Antônio Pereira de Oliveira
Coria o ano de 1943. Na fria madrugada daquele dia do mês de junho, saí de Fortaleza no trem, que fazia a Linha Sul, rumo ao Crato. Dentro de poucas horas foi ficando para trás a planície e, mais ou menos, na altura de Itapaí, o comboio iniciou a subida para o maciço de Baturité, atingindo o alto, numa marcha muito lenta. Daí para a frente notei que se acentuavam, cada vez mais, as características do semiárido.
Embalado pelo sacolejo do vagão e pelo tique-taque cadenciado de suas rodas sobre os trilhos de ferro, eu via desfilar diante dos meus olhos sonolentos a paisagem campesina causticada pelo sol. Próximo ao anoitecer, a partir da cidade de Afonso Pena, (hoje Acopiara), diligentes agenciadores de hotéis percorriam os vagões à cata de hóspedes.
Depois de breves paradas nos lugarejos de Quincoê e Suassurana, a composição finalmente chegou a Iguatu, termo da viagem nesse dia e lugar do meu destino. Já era noite feita. Desci na pedra da estação e, por instantes, fiquei perdido em meio às pessoas que ali se apinhavam, umas à espera de parentes ou amigos e outras simplesmente para ver o trem de passageiros, atração maior das pequenas cidades sertanejas cortadas por estradas de ferro.

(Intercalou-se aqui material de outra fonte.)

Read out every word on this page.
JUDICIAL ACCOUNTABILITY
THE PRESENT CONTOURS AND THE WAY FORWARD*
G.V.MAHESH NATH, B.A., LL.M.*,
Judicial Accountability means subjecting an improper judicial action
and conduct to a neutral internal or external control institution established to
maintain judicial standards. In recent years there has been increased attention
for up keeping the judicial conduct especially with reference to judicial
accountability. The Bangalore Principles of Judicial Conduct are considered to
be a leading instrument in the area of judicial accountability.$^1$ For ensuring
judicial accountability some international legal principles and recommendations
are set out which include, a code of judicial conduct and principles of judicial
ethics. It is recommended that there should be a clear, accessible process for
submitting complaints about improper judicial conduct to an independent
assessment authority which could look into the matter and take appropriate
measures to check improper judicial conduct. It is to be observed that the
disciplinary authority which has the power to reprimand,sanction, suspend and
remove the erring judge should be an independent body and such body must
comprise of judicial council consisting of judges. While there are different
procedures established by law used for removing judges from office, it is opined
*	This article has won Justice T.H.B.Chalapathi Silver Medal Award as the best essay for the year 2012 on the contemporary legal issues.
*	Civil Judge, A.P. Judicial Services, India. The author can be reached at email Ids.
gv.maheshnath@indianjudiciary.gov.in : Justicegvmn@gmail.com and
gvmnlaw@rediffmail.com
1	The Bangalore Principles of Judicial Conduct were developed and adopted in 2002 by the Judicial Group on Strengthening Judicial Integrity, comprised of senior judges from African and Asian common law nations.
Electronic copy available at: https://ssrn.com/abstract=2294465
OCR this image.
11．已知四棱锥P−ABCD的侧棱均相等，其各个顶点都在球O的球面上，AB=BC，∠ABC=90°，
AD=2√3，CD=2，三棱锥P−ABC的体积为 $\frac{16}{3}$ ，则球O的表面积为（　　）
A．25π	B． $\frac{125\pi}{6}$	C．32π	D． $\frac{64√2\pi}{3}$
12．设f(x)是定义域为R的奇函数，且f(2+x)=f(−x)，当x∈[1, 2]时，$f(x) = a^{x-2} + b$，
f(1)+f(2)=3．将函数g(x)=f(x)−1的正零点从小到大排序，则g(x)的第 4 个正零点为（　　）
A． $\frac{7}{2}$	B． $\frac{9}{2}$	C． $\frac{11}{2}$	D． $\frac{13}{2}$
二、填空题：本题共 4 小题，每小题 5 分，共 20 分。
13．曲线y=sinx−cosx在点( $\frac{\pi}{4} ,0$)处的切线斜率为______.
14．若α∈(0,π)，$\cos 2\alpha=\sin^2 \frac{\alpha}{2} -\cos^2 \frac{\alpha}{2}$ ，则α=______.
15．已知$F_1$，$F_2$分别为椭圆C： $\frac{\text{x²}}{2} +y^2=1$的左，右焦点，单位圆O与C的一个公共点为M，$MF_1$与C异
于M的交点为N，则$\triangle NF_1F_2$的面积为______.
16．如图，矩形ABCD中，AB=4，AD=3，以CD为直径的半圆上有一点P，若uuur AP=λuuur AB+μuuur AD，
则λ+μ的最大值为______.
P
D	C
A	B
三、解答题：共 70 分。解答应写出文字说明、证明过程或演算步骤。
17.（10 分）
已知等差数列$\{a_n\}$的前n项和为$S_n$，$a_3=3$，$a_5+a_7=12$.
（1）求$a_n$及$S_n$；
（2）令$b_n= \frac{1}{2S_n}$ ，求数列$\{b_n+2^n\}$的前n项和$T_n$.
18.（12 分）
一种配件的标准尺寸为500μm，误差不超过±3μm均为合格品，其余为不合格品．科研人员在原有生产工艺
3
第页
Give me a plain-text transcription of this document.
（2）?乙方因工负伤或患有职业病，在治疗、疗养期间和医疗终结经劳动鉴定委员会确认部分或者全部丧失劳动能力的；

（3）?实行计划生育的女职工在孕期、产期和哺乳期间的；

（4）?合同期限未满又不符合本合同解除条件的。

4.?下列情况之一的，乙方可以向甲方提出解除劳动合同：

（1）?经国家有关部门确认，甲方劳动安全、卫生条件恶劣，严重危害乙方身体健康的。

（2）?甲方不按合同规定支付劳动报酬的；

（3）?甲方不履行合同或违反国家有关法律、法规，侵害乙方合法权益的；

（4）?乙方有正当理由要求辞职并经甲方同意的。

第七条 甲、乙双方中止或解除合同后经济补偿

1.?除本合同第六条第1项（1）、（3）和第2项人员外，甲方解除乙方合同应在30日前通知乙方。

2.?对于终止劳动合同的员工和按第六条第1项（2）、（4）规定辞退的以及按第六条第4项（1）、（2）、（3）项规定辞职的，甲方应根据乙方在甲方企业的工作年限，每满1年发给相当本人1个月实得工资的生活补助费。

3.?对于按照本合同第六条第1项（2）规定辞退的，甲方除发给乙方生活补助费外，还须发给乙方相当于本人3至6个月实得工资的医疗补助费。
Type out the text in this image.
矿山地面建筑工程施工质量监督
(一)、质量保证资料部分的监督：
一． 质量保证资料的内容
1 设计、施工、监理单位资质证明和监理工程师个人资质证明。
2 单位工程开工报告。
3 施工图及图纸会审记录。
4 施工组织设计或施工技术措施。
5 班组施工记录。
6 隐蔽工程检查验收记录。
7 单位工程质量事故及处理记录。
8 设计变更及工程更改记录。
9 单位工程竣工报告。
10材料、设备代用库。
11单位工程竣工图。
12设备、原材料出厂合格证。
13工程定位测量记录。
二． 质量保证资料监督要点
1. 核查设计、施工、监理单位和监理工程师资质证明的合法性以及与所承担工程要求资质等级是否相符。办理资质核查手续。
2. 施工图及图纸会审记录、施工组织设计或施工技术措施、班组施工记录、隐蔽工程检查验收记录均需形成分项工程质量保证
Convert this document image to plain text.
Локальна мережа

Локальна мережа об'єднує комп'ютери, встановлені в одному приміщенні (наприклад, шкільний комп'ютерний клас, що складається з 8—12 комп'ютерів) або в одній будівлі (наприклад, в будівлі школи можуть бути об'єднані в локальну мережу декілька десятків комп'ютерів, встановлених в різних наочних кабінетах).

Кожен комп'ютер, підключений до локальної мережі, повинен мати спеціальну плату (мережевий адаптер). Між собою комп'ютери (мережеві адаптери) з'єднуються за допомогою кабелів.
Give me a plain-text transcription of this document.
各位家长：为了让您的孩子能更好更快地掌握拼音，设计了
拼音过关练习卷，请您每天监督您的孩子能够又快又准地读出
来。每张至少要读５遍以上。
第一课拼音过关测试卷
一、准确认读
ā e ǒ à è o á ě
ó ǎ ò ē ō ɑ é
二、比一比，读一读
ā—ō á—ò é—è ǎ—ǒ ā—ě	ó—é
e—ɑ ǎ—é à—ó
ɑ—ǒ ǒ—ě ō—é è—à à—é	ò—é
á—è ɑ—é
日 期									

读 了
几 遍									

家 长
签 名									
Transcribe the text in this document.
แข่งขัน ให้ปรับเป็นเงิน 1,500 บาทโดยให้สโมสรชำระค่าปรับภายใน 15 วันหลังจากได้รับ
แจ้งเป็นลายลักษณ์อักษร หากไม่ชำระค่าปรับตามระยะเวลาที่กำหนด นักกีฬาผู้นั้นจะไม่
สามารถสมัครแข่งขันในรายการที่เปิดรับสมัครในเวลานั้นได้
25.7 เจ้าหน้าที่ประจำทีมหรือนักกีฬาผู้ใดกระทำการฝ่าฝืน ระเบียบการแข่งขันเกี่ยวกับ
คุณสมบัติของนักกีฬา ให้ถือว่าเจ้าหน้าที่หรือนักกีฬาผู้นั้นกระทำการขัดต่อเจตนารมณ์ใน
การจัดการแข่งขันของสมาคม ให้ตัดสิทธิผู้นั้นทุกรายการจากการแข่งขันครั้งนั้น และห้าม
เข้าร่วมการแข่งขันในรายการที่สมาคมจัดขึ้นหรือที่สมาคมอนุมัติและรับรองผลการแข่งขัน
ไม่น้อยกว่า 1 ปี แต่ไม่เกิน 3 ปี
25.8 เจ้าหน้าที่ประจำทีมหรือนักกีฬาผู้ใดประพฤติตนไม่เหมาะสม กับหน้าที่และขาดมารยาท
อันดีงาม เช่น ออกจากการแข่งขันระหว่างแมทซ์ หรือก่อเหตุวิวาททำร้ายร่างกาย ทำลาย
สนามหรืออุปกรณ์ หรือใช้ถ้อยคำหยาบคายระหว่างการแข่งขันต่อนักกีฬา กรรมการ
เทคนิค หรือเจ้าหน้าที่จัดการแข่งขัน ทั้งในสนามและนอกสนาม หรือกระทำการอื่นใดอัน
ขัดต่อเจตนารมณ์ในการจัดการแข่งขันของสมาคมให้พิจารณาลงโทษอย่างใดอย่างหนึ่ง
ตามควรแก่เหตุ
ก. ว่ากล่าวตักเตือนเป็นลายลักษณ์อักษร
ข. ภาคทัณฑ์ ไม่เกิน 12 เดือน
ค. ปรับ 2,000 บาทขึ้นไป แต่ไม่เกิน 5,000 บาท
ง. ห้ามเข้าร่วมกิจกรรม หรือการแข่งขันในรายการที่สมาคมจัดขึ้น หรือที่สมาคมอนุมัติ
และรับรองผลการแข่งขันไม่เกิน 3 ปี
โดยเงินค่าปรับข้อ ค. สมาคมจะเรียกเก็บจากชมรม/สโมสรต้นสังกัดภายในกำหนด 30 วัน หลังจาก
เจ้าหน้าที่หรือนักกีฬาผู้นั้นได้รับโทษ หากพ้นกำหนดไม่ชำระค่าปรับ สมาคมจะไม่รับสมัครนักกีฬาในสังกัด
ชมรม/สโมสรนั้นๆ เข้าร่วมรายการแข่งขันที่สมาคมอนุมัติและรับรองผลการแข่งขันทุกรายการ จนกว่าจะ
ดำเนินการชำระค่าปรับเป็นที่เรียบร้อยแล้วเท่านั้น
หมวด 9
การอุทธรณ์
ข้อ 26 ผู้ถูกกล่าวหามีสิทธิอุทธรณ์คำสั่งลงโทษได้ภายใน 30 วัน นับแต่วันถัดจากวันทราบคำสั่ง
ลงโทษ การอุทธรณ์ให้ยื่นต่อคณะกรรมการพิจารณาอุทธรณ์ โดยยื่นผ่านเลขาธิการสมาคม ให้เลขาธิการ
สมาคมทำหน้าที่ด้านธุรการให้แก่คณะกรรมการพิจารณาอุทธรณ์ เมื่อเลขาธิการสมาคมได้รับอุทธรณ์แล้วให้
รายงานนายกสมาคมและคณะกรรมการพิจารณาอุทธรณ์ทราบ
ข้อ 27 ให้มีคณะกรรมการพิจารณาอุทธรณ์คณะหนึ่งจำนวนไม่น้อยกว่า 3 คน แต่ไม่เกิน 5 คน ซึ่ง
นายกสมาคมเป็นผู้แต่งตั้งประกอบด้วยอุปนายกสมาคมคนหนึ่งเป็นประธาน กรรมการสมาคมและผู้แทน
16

Esgueirando-me por entre as espessas nuvens de fumaça e esguichos de vapor que emanavam da locomotiva, fui postar-me num sítio mais afastado, de onde melhor pudesse orientar-me sobre a direção a tomar.
Mais sossegado, sustentando pela alça a velha maleta com uns poucos pertences, fiquei distante do gentio em alvoroço. Um louco frenesi tomava conta dos viajores desembarcados. Igual desvario apoderava-se também dos “chapeados” que se atropelavam na disputa pelo carrego das bagagens. Apesar da agitação reinante, não deixei de atentar para alguns tipos populares que atraíam a curiosidade pública. Uma pobre mulher, idosa, de vestido muito curto, sobraçando um volumoso embrulho de papéis velhos, tocou-me o ombro e pediu: “meu bem, me dê mil réis”. Um pouco adiante, um homúnculo muito extrovertido, de rosto redondo, cabelo liso, olhos grandes, um cigarro caindo do canto da boca, descalço e metido em um terno surrado, forcejava por se fazer notado. Pelo tamanho dos olhos, era ver um caboré. Finalmente, um pouco mais distante, um pobre diabo chorava em altos berros, acuado pela molecada que se comprazia em molestá-lo, aos gritos de Barrão da Barra!
Não dei pela existência de carros no local. Somente uma ou duas figuras importantes do lugar possuíam automóveis, foi o que cheguei a saber depois. Grosso areal estendia-se por todo o largo, onde ficava a estação ferroviária. No lado que ia ter ao centro da cidade ficava o Hotel Palmeira, a principal hospedaria da cidade. Olhando-se nesse mesmo sentido, divisava-se a distância, sobre os encardidos telhados do casario, a torre da Igreja Matriz.
Cansado da viagem e bem impressionado com o pouco que me era dado ver, quando o povo se dispersou mais, guiado na escuridão, pelo clarão incandescente da luz elétrica instalada no alto da Caixa D’água da CIDAO, Usina de Beneficiamento de Algodão e Extração de Óleos, que se erguia bem ao lado do Hospital de Santo Antônio dos Pobres, dirigi-me ao Alto da Bonita, logradouro aonde ia morar. Iguatu foi mais um pouso temporário, no curso de meus dias, de onde saí, vinte e seis anos depois. Eu pertencia à casta itinerante daqueles que, deixando para trás as suas origens, vivem, por mero prazer ou obrigações do ofício, a correr mundo, usufruindo as benesses da hospitalidade em terras estranhas.